Jeszcze się trzymamy. Wszyscy okazali się rozpoznawalni a te kilkanaście lat, które upłynęły od naszego ostatniego spotkania z okazji 30-lecia ukończenia studiów, nie wyryły na naszych twarzach żadnych poważniejszych bruzd.
Kilka osób, których sylwetki przedstawiamy i serdecznie wspominamy odeszło jednak z naszego grona. Mamy nadzieję, że gdzieś tam nad chmurką szykują już kolejny Zjazd, na którym spotkamy się wszyscy, ale może nie tak od razu.
Spotkaliśmy się w poniedziałek, w naszym starym budynku C-2, który zmienił się nie do poznania. Piękne wnętrza, nowoczesne wyposażenie. Dzięki uprzejmości Kasi (pani profesor Danuty Kaczmarek) poczęstowano nas kawą i ciastkami, serwowanymi przez wysokokwalifikowane grono doktorów z jej zespołu. Marysia i Zbyszek powitali nas ciepło i ruszyliśmy w obchód, popodziwiać jak zmieniła się przez te kilkanaście lat nasza zacna Alma Mater. Kto tu nie był w tzw. międzyczasie, przecierał oczy ze zdumienia. Przybyło wiele nowych budynków, stare wyszlachetniały, uzyskując nowe elewacje. No cóż Europa mości Panowie, Europa.

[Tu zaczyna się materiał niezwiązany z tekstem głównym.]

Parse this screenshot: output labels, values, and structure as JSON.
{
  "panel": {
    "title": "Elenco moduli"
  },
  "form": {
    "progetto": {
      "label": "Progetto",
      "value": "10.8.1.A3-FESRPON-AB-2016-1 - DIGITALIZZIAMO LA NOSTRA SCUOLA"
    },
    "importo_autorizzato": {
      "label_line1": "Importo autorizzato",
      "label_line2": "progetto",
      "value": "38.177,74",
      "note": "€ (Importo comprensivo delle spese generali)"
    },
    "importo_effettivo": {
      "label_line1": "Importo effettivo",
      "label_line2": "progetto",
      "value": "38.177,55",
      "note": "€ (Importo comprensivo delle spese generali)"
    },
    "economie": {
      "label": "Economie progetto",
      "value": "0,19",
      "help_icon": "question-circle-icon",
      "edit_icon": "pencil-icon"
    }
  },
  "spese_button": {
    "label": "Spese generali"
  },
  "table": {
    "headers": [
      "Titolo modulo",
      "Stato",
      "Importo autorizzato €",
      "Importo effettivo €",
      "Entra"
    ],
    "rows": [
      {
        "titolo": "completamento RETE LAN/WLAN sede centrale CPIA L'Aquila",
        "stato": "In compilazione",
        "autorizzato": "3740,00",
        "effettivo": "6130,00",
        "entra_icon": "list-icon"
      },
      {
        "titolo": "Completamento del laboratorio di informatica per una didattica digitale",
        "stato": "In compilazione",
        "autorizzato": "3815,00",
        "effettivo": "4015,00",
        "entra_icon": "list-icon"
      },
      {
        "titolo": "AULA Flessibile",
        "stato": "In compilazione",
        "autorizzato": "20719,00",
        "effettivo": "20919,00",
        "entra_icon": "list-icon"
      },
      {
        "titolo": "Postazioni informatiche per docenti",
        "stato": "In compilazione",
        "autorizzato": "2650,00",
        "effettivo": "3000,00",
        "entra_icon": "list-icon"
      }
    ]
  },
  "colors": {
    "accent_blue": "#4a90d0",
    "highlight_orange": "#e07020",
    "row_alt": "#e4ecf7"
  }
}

Po małym spacerku wzdłuż wybrzeża Odry do Hali Stulecia (dawniej Hala Ludowa), Pawilonu Czterech Kopuł i Pergoli, ruszyliśmy do naszego miejsca docelowego – karczmy Miłocin. Piękne tereny tego Ośrodka można zobaczyć na zdjęciach, ale nie oddają one w pełnie jego uroku.
O godzinie 18 rozpoczęło się nasze spotkanie przy grillu i beczce piwa. Apogeum nastąpiło jednak dopiero przy ognisku, które miła obsługa karczmy pomogła nam rozpalić. Były śpiewy i okazało się, że pamiętamy jeszcze sporo piosenek rajdowych. Trochę brakowało gitary, bo niestety gitarzyści, co tam o czym dużo mówić, nawalili. Sprawę uratował jednak Olek, który wyśpiewał wszystko, czego nie zagrała gitara.
Drugi dzień rozpoczął się znakomitym śniadankiem, po którym, w równie znakomitych humorach, część naszej grupy udała się na zwiedzanie Wrocławia. Wszystkim, którzy tu nie byli przez ostatnie 20 lat – gorąco polecamy. To już całkiem inne miasto, choć zachowało swój nastrój, urok i niepowtarzalność.
Punktem kluczowym drugiego wieczoru był bankiet. Znów wykwintne potrawy, długie rodaków rozmowy a nawet tańce. Piękną prezentację ze zdjęciami z okresu naszej młodości przedstawił Zbyszek. Łezka się w oku zakręciła niejednemu i niejednej, szczególnie, gdy na ekranie pojawiły się twarze tych którzy od nas odeszli…
Koleżanki, Koledzy – nie ma na co czekać. Następne spotkanie robimy za dwa lata!
Pożegnania jak zwykle są smutne, ale trzeciego dnia trzeba było się rozstać. Ci, którzy nie byli niech żałują!